Synthetic Dataset Generation for Custom 3D Object Using Blender

During my thesis work I faced the problem of how purely documented is the subject of synthetically generated learning datasets for custom 3D objects, so here are my tips.

Note: Since I wrote this post, several other people tried this with (probably) more understandable and effective codes, so I recommend checking them as well:

Either way this is still a 100% usable guide, and it worked once in 2020 so it should do today. Gave fun! :)

Why would you need this?

My image Name

You might work in a simulation environment where pretrained neural networks won’t work as precise as you expect or you just can’t find any public dataset for the object you want to detect. In my case this is exactly what happened, I worked with drones using ROS and Gazebo, and I wanted to use the drone camera image to detect objects with it using YOLO.

Sources

My project is heavily inspired from this post from Oles Tourko about ConvNet training data with Blender. Check out his work, it’s very very very useful.

Guide

Okay, so I had a cute 3D model of a penguin (stole it from here) and I really wanted to make my network to detect it, therefore I had to generate a huuuge amount of training data from the model, like render images. My model was compatible with Blender, so I load it in, then used Blender Python API. Here is a simple video to understand the very basics of it, but honestly it’s fairly easy to use.

Code

Aaaand here is the script I used.

#include <iostream>

import bpy
import os
import random
import math
import time
import numpy as np

# Change these values for personal need
OBJECT_NAME = "Penguin"
OBJECT_PATH = "/home/ekaktusz/Downloads/pingvin/PenguinBaseMesh.blend"
CAMERA_NAME = "Camera"
LIGHT_NAME = "Light"
IMG_FOLDER_PATH = "/home/ekaktusz/Pictures/test_data/"
RESOLUTION_X = 960
RESOLUTION_Y = 720
BACKGROUND_PATH= "/home/ekaktusz/Pictures/hatterek_training/"
NUM_OF_TRAINING_DATA = 10

# take a lot of pictures
def create_training_data():
    for i in range(NUM_OF_TRAINING_DATA):
        rotate_object()
        place_light_random()
        place_camera_random()
        look_at_penguin()
        take_picture(i)
        create_label_file(i)

# take a picture from the camera
def take_picture(num):
    bpy.context.scene.render.film_transparent = True
    bpy.context.scene.render.filepath = IMG_FOLDER_PATH + str(num) + '.jpg'
    bpy.context.scene.render.resolution_x = RESOLUTION_X
    bpy.context.scene.render.resolution_y = RESOLUTION_Y
    bpy.ops.render.render(write_still = True)

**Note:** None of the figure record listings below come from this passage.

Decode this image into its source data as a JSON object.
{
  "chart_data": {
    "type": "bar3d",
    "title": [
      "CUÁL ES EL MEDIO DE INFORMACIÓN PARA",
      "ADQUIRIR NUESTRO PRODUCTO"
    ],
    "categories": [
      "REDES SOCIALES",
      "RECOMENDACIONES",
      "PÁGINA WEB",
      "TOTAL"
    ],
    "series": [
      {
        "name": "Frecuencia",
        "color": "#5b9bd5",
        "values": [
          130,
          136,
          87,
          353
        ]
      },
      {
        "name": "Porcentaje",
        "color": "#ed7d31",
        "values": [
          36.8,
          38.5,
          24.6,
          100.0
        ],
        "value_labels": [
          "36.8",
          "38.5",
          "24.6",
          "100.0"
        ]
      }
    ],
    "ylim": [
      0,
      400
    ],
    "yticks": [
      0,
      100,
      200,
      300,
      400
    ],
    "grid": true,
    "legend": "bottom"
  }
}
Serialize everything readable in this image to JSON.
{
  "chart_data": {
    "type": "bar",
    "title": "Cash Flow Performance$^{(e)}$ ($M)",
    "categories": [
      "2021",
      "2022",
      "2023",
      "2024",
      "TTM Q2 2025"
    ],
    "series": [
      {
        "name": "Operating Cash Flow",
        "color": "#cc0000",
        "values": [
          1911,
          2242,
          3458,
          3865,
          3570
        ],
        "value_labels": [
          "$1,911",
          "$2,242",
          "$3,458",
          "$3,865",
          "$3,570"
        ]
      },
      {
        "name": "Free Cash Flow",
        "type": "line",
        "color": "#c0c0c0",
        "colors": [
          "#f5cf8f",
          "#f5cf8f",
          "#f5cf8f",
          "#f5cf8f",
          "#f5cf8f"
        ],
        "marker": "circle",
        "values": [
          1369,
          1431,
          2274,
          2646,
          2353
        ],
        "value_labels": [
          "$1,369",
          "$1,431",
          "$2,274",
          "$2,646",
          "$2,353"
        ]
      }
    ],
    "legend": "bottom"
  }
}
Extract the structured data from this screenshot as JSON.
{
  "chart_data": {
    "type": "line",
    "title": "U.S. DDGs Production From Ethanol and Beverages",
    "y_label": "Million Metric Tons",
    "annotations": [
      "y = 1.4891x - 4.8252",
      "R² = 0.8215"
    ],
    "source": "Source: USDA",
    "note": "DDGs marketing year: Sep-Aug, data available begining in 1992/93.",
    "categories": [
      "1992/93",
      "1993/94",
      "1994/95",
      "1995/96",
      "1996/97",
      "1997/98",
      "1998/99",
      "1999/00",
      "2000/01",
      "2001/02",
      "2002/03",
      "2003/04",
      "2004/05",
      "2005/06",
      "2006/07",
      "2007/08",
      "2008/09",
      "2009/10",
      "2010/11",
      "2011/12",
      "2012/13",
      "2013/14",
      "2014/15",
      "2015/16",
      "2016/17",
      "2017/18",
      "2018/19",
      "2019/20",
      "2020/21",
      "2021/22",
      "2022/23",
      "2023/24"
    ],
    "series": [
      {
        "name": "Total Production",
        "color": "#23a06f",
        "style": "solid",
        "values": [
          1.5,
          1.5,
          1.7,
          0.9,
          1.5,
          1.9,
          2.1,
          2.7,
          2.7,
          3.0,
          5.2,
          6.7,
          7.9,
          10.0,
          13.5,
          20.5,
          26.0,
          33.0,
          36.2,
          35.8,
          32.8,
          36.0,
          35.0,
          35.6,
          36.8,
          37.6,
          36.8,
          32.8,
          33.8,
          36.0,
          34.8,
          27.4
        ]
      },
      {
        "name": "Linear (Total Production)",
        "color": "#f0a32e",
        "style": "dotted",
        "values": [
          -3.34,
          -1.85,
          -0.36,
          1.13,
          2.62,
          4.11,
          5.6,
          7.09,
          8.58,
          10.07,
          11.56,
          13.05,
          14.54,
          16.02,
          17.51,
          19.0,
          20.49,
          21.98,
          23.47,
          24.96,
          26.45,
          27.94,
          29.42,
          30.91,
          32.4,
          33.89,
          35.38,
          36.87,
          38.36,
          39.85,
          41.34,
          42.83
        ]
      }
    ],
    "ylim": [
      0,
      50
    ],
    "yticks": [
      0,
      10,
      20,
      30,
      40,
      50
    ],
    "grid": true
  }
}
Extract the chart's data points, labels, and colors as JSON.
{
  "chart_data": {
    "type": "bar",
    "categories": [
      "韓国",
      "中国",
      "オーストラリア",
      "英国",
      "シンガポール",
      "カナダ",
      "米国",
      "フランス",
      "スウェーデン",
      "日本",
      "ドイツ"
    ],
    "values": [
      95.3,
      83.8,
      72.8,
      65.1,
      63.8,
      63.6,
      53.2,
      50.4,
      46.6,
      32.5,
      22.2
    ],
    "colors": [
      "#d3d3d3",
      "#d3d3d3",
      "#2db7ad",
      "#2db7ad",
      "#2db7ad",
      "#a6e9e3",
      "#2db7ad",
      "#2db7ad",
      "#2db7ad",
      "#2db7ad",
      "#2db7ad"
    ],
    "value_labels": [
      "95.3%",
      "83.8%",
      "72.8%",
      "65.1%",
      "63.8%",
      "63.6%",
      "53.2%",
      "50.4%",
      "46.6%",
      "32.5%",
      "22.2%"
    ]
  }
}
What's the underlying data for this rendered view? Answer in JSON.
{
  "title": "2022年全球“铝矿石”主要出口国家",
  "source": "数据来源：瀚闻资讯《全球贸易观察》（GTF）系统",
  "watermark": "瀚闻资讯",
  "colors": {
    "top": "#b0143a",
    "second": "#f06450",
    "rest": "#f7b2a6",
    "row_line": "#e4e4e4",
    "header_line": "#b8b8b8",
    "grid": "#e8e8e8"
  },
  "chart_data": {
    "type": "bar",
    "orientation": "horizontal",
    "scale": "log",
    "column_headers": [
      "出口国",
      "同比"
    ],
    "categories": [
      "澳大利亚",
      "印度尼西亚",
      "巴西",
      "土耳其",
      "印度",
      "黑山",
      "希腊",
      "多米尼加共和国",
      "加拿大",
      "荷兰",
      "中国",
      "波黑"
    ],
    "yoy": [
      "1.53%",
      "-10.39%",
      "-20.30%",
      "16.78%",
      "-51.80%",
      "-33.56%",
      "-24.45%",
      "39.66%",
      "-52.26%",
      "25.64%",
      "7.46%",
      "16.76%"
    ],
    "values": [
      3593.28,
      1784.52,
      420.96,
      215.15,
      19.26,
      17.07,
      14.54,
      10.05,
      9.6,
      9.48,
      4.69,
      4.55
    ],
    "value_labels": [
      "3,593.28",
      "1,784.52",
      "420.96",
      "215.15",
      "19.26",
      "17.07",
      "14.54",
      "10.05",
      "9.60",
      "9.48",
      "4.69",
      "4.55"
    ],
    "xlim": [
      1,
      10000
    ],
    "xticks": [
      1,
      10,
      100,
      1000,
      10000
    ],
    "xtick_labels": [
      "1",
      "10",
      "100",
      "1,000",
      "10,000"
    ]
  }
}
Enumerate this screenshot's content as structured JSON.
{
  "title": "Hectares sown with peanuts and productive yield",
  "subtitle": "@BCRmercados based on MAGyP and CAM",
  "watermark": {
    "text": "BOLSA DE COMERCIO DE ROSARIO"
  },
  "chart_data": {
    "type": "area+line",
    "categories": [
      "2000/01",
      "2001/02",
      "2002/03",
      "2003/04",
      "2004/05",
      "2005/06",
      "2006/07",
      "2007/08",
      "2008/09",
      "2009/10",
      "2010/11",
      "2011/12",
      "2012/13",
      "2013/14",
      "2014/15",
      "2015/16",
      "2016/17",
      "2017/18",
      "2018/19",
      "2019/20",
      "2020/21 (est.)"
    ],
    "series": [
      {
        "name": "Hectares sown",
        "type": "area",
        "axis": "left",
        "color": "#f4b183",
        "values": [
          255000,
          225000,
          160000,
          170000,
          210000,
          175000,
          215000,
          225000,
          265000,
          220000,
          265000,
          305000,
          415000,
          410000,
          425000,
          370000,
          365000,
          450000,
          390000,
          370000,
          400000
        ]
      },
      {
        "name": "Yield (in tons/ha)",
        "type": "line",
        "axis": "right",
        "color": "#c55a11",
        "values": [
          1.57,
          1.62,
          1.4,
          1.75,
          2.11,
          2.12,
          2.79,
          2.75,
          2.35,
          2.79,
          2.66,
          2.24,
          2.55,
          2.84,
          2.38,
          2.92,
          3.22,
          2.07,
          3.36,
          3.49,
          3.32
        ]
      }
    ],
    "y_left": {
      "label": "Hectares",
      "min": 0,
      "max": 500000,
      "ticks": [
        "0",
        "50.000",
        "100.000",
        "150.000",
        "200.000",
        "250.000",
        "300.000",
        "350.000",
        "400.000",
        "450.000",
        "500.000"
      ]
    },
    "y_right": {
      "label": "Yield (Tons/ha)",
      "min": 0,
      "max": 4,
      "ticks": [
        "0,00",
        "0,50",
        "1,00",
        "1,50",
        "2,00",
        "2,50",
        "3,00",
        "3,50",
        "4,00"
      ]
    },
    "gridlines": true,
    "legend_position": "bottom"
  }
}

# add a penguin object to the origo
def add_object():
    file_path = OBJECT_PATH
    inner_path = "Object"
    object_name = OBJECT_NAME
    
    bpy.ops.wm.append(
        filepath=os.path.join(file_path, inner_path, object_name),
        directory=os.path.join(file_path, inner_path),
        filename=object_name
        )

# rotate to random direction
def rotate_object():
    my_object = bpy.data.objects[OBJECT_NAME]
    x = math.radians(random.randint(-90,90))
    y = math.radians(random.randint(-90,90))
    z = math.radians(random.randint(0,359))
    my_object.rotation_euler[0] = x
    my_object.rotation_euler[1] = y
    my_object.rotation_euler[2] = z

# turn camera to object that we want to model
def look_at_penguin():
    bpy.ops.object.mode_set(mode='OBJECT')
    my_object = bpy.data.objects[OBJECT_NAME]
    default_camera = bpy.data.objects[CAMERA_NAME]
    
    point = my_object.matrix_world.to_translation()
    loc_camera = default_camera.matrix_world.to_translation()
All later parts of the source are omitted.